Les blancs ont bénéficié de la restructuration du vignoble (voir plus bas) par de nouvelles plantations en cépages blancs. La récolte en 2015 était de 205.000 hl (une progression de 17 % depuis 2011). Les deux appellations les plus productrices en blanc sont les Côtes du Rhône : 78.000 hl et le Luberon : 33.000 hl.

2016 au cœur de la restructuration du vignoble

Depuis 2009, trois plans ont eu lieu sur le bassin vallée du Rhône permettant de restructurer 5525 ha (arrachage et plantation) soit environ 8 % du vignoble en production. Ils concernent 963 exploitants. Un quatrième plan est en cours (2016-2018). Pour les plantations en rouge, le grenache représente 40 % des nouvelles plantations. Elles se font pour renouveler les parcelles et les mettre en conformité avec le cahier des charges de l’INAO. Vient ensuite la syrah avec 28 % de replantations afin de renouveler les parcelles touchées par le dépérissement spécifique à ce cépage (matériel végétal non adapté). D’autres cépages comme le mourvèdre et le marselan ont été plantés pour notamment leur résistance à la pourriture ou à la chaleur.
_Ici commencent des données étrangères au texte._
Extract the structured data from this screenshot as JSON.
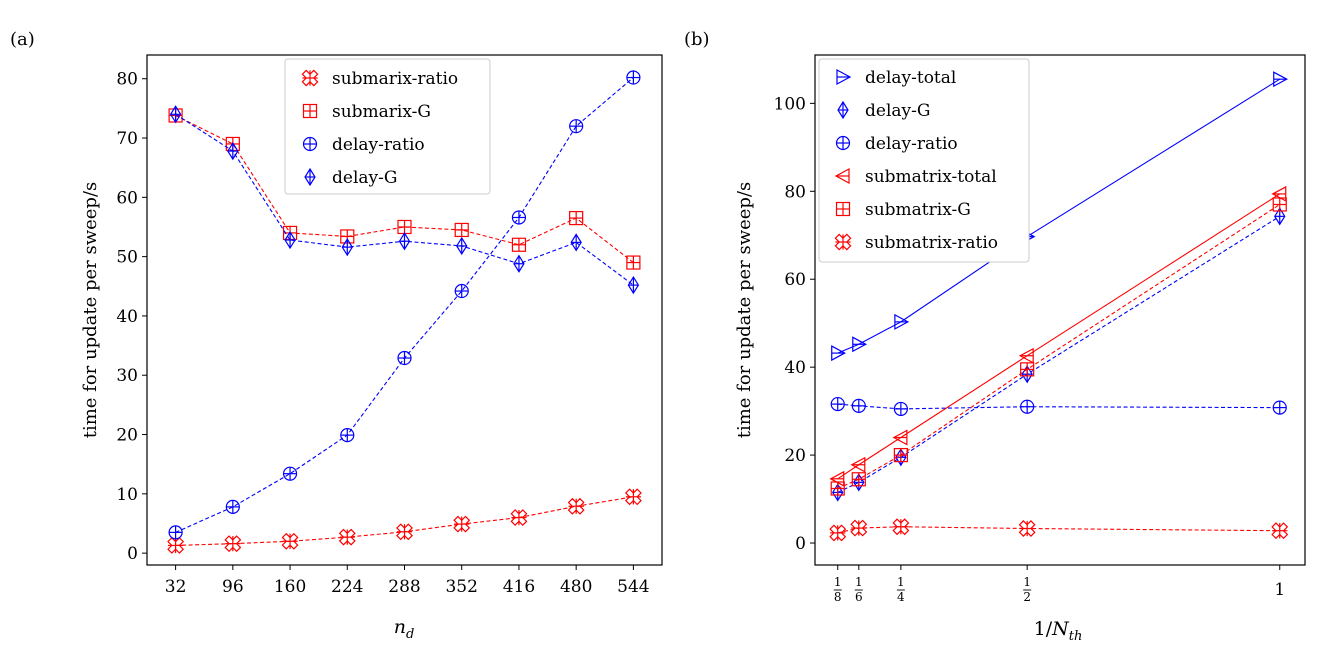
{
  "chart_data": [
    {
      "type": "line",
      "panel_label": "(a)",
      "title": "",
      "xlabel": "n_d",
      "ylabel": "time for update per sweep/s",
      "categories": [
        "32",
        "96",
        "160",
        "224",
        "288",
        "352",
        "416",
        "480",
        "544"
      ],
      "x": [
        32,
        96,
        160,
        224,
        288,
        352,
        416,
        480,
        544
      ],
      "xlim": [
        0,
        576
      ],
      "ylim": [
        -2,
        84
      ],
      "yticks": [
        0,
        10,
        20,
        30,
        40,
        50,
        60,
        70,
        80
      ],
      "legend_position": "top-center",
      "series": [
        {
          "name": "submarix-ratio",
          "color": "#ff0000",
          "marker": "ratio-x",
          "linestyle": "dashed",
          "values": [
            1.3,
            1.6,
            2.0,
            2.7,
            3.6,
            4.9,
            6.0,
            7.9,
            9.5
          ]
        },
        {
          "name": "submarix-G",
          "color": "#ff0000",
          "marker": "square",
          "linestyle": "dashed",
          "values": [
            73.8,
            69.0,
            54.0,
            53.4,
            55.0,
            54.5,
            52.0,
            56.5,
            49.0
          ]
        },
        {
          "name": "delay-ratio",
          "color": "#0000ff",
          "marker": "circle",
          "linestyle": "dashed",
          "values": [
            3.5,
            7.8,
            13.4,
            19.9,
            32.9,
            44.2,
            56.6,
            72.0,
            80.2
          ]
        },
        {
          "name": "delay-G",
          "color": "#0000ff",
          "marker": "diamond",
          "linestyle": "dashed",
          "values": [
            74.0,
            67.8,
            52.8,
            51.6,
            52.6,
            51.8,
            48.8,
            52.4,
            45.2
          ]
        }
      ]
    },
    {
      "type": "line",
      "panel_label": "(b)",
      "title": "",
      "xlabel": "1/N_th",
      "ylabel": "time for update per sweep/s",
      "x": [
        0.125,
        0.1667,
        0.25,
        0.5,
        1
      ],
      "xtick_labels": [
        {
          "value": 0.125,
          "num": "1",
          "den": "8"
        },
        {
          "value": 0.1667,
          "num": "1",
          "den": "6"
        },
        {
          "value": 0.25,
          "num": "1",
          "den": "4"
        },
        {
          "value": 0.5,
          "num": "1",
          "den": "2"
        },
        {
          "value": 1,
          "num": "",
          "den": "",
          "plain": "1"
        }
      ],
      "xlim": [
        0.08,
        1.05
      ],
      "ylim": [
        -5,
        111
      ],
      "yticks": [
        0,
        20,
        40,
        60,
        80,
        100
      ],
      "legend_position": "top-left",
      "series": [
        {
          "name": "delay-total",
          "color": "#0000ff",
          "marker": "tri-right",
          "linestyle": "solid",
          "values": [
            43.2,
            45.2,
            50.3,
            69.7,
            105.5
          ]
        },
        {
          "name": "delay-G",
          "color": "#0000ff",
          "marker": "diamond",
          "linestyle": "dashed",
          "values": [
            11.5,
            13.8,
            19.5,
            38.4,
            74.3
          ]
        },
        {
          "name": "delay-ratio",
          "color": "#0000ff",
          "marker": "circle",
          "linestyle": "dashed",
          "values": [
            31.6,
            31.2,
            30.5,
            31.0,
            30.8
          ]
        },
        {
          "name": "submatrix-total",
          "color": "#ff0000",
          "marker": "tri-left",
          "linestyle": "solid",
          "values": [
            14.6,
            17.8,
            24.0,
            42.6,
            79.4
          ]
        },
        {
          "name": "submatrix-G",
          "color": "#ff0000",
          "marker": "square",
          "linestyle": "dashed",
          "values": [
            12.4,
            14.5,
            20.0,
            39.5,
            77.0
          ]
        },
        {
          "name": "submatrix-ratio",
          "color": "#ff0000",
          "marker": "ratio-x",
          "linestyle": "dashed",
          "values": [
            2.3,
            3.4,
            3.7,
            3.3,
            2.8
          ]
        }
      ]
    }
  ]
}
Entre Massif central et Préalpes

Le Rhône n’accorde son nom qu’une fois passé Lyon, lorsque, renforcé par la Saône, il s’est en quelque sorte adjoint la Bourgogne. Là, ses vignobles atteignent leur plénitude ; nous sommes dans les Côtes du Rhône, dans le fameux sillon rhodanien entre Massif central et Préalpes. Jamais les vins du Rhône n’ont été si riches, si pleins, si généreux. Face à Vienne, sur les rives granitiques escarpées et frappées par le soleil, les vins exultent. Ils donnent la Côte Rôtie, la plus prestigieuse appellation, aux allures d’un amphithéâtre dont la scène serait le fleuve et les gradins une succession d’étroites terrasses occupées par la vigne. Et puisque, ici rien n’est trop exceptionnel, cette première étape s’achève par deux vins blancs superbes nés d’un unique cépage, le viognier : le Condrieu et, plus rare encore, Château Grillet. Restons sur la même rive pour atteindre ensuite Saint-JosephCornas et, face à Valence, Saint-Peray.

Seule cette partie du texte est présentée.